Firefighters From Across The West Come To Wine Country's Aid
SANTA ROSA (CBS SF) -- It was a battle waged on the northern edge of Sonoma's wine country, fought along a wooded canyon bordered by wineries and the county's sprawling juvenile justice center.
"We're in a real good spot," says Captain Richard Clark of the Pasadena Fire Department. "We've got a good water supply here. We're going to make a stand and see if we can protect these structures in this area."
Managing a strike team on the southern flank of this fire, Captain Clark was also paying close attention to the wind.
"Couple things we're looking at right now is the ash field is doing," he said. "What we're getting dropped on us gives us a good idea of what the fire is doing."
On the northern flank, it was a strike team lead by Battalion Chief Jim McCoy of the Santa Barbara City Fire Department.
"This fire is backing down the canyon," explained McCoy. "We've got a big dump pile here we want to keep it out of cause this would burn real hot."
Right in the middle of this battle, Lieutenant John Johnson and his crew, all the way from Gig Harbor, Washington.
Together, they stormed through trees and brush to protect buildings, cleared debris from rooftops, and beat down flames that seemed to spring up in all directions, all as the air cavalry pounded away from the skies above.
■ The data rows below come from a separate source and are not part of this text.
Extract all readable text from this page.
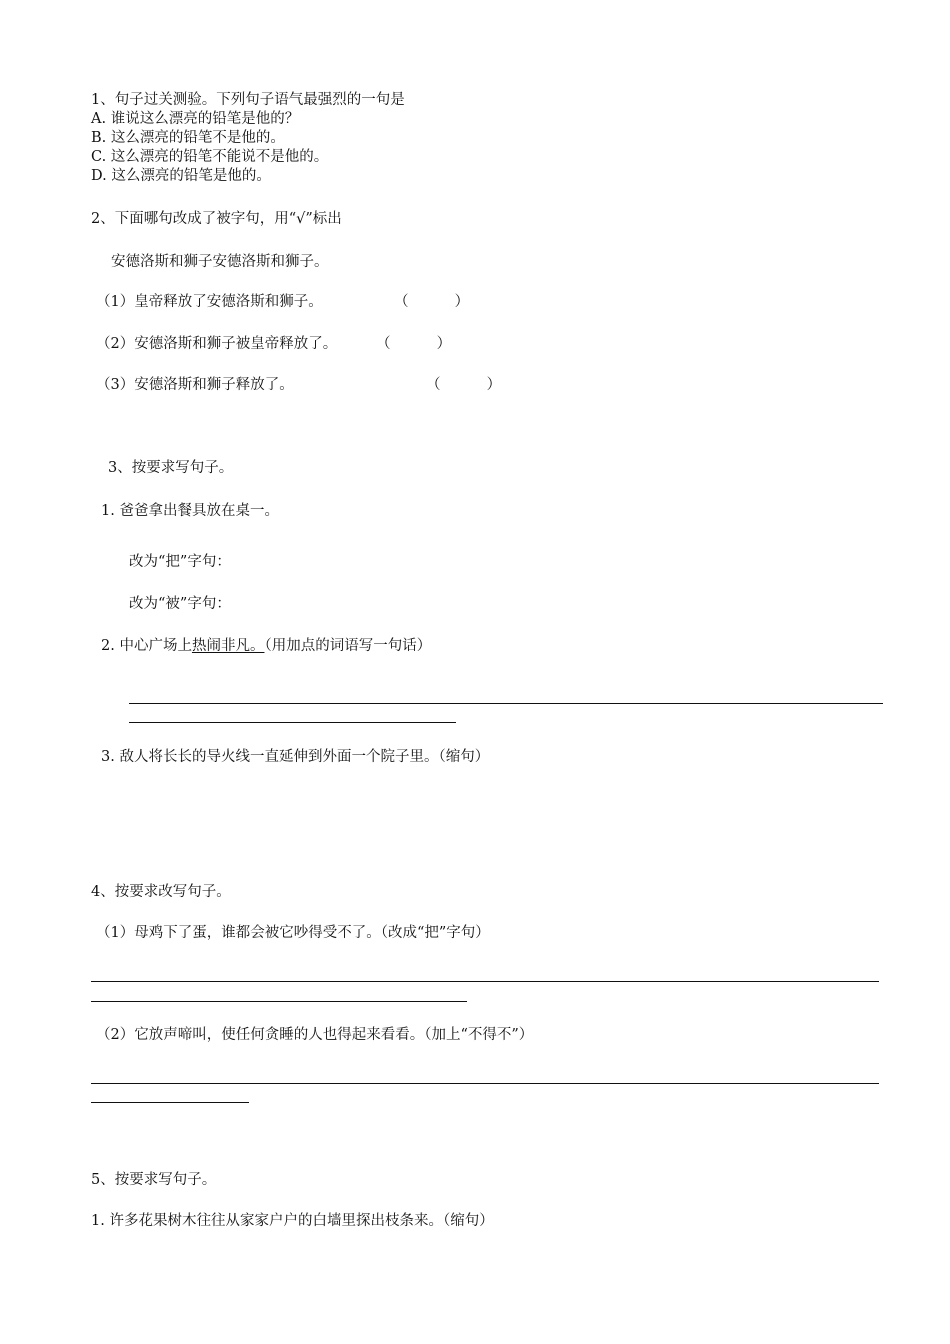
1、句子过关测验。下列句子语气最强烈的一句是
A. 谁说这么漂亮的铅笔是他的？
B. 这么漂亮的铅笔不是他的。
C. 这么漂亮的铅笔不能说不是他的。
D. 这么漂亮的铅笔是他的。
2、下面哪句改成了被字句，用“√”标出
安德洛斯和狮子安德洛斯和狮子。
（1）皇帝释放了安德洛斯和狮子。	（          ）
（2）安德洛斯和狮子被皇帝释放了。	（          ）
（3）安德洛斯和狮子释放了。	（          ）
3、按要求写句子。
1. 爸爸拿出餐具放在桌一。
改为“把”字句：
改为“被”字句：
2. 中心广场上热闹非凡。（用加点的词语写一句话）
3. 敌人将长长的导火线一直延伸到外面一个院子里。（缩句）
4、按要求改写句子。
（1）母鸡下了蛋，谁都会被它吵得受不了。（改成“把”字句）
（2）它放声啼叫，使任何贪睡的人也得起来看看。（加上“不得不”）
5、按要求写句子。
1. 许多花果树木往往从家家户户的白墙里探出枝条来。（缩句）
"We've also got the air crews above us," says Captain Clark. "So when that happens, the fire front is getting pretty close."
And the air assault is as relentless as the fire itself. The water is coming from a nearby pond, sometimes two helicopters at once, and all of this requires precise coordination with the men and women fighting the fire up on that hillside.
"Yep. The way it has to be really," says Lieutenant Johnson of the air resources. "The water drops from that height could hurt us, so everybody has to be on the same page."
This, of course, just one of the fires unfolding across the region, just one of the ad-hoc teams of firefighters assembled from across the western United States, and just one small piece of a catastrophe that refuses the burn itself out.
"I'm from Santa Barbara City," says Battalion Chief McCoy. "I have a strike team from the county, Montecito, Lompoc, Santa Maria, Carpenteria. So we're a long way from home."